2) Conséquences sociales

Le traité, en interdisant les démarches individuelles, permettra de sécuriser les procédures d’adoption entre la France et la Russie, dans l’intérêt des enfants. Les risques d’échec à l’adoption sont réduits, par un renforcement de la préparation de la famille adoptante et de l’enfant dans son pays d’origine. Le recours obligatoire aux organismes agréés pour l’adoption va dans le sens d’une amélioration de l’encadrement des procédures d’adoption et du bien être de l’enfant adopté.

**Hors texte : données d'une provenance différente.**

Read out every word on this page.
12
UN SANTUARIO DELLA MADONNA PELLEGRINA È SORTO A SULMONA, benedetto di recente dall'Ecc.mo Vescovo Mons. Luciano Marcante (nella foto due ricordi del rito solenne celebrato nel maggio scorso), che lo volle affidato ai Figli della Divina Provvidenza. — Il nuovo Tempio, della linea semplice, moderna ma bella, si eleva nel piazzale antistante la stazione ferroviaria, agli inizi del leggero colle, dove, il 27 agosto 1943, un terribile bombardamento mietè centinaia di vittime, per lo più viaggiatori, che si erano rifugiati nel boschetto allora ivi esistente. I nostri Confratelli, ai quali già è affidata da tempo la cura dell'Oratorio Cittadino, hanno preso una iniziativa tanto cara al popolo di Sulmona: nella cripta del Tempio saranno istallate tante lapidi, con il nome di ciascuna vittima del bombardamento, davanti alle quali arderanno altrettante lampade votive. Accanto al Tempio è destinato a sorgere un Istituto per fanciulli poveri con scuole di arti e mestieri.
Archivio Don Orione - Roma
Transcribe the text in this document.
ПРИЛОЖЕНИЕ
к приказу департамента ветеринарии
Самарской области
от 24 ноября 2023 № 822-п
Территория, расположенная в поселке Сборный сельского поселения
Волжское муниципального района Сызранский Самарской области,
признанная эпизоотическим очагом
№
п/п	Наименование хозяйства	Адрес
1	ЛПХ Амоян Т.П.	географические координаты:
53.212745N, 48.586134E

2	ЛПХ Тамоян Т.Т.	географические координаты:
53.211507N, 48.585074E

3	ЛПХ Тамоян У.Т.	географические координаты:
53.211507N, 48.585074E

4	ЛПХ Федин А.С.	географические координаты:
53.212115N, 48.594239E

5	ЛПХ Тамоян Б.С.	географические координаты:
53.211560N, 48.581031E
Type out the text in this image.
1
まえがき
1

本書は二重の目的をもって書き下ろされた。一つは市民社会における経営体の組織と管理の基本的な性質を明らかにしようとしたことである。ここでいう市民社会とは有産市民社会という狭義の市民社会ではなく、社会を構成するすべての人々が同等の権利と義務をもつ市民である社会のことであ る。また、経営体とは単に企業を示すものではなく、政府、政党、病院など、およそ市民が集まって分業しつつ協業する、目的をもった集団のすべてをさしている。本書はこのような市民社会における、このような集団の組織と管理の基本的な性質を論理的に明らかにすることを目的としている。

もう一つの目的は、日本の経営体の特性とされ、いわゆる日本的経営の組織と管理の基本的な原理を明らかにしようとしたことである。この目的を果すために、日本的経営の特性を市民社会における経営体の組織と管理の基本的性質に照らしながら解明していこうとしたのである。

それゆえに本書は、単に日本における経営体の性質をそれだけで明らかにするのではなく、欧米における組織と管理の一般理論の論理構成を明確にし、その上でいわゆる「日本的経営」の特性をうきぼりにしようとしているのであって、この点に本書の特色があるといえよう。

3) Conséquences juridiques

Le présent traité s’inspire grandement des dispositions de la Convention de La Haye du 29 mai 1993 sur la protection des enfants et la coopération en matière d’adoption internationale. Il renvoie en outre, dès son préambule, à la Convention internationale pour les droits de l’enfant de 1989. Ce faisant, il ne s’éloigne pas des standards habituellement retenus par la France et est conforme aux obligations internationales résultant d’accords ou de traités auxquels la France est d’ores et déjà partie.

Articulation avec le droit européen et le droit de l’Union :

Le droit de l’adoption ne fait l’objet d’aucun texte en droit de l’Union. Il convient en outre de préciser que si une Convention du Conseil de l’Europe existe en matière d’adoption, celle-ci a été signée le 24 avril 1967 par la France mais n’a jamais été ratifiée. Cette convention révisée le 27 novembre 2008 n’a par ailleurs été ni signée ni ratifiée par la France. Ni la Convention d’origine, ni la version révisée n’ont été signées par la Fédération de Russie. Il s’ensuit que ces textes ne sont applicables ni en France, ni en Russie. En l’absence d’autres dispositions, le traité est donc compatible avec le droit européen et le droit de l’Union.

Articulation avec le droit interne français :

Le présent traité n’implique aucune adaptation des dispositions législatives ou règlementaires nationales. L’ordonnancement juridique national n’est pas affecté par la ratification du présent traité.

Le texte contribue à renforcer la sécurité juridique des procédures d’adoption entre la France et la Fédération de Russie. Il met en place une procédure d’adoption proche de celle instaurée par la Convention de La Haye du 29 mai 1993 et clarifie les effets juridiques de l’adoption, les conséquences sur la nationalité et l’obligation de service militaire.

i) Mise en place d’une procédure d’adoption respectueuse de l’éthique de la Convention de La Haye du 29 mai 1993 sur la protection des enfants et la coopération en matière d’adoption internationale

Très proche de la Convention de la Haye du 29 mai 1993, le traité rappelle, dès son préambule, le principe de subsidiarité faisant ainsi de l’adoption internationale une mesure de protection de l’enfance intervenant en dernier recours et plaçant l’intérêt supérieur de l’enfant au centre du dispositif.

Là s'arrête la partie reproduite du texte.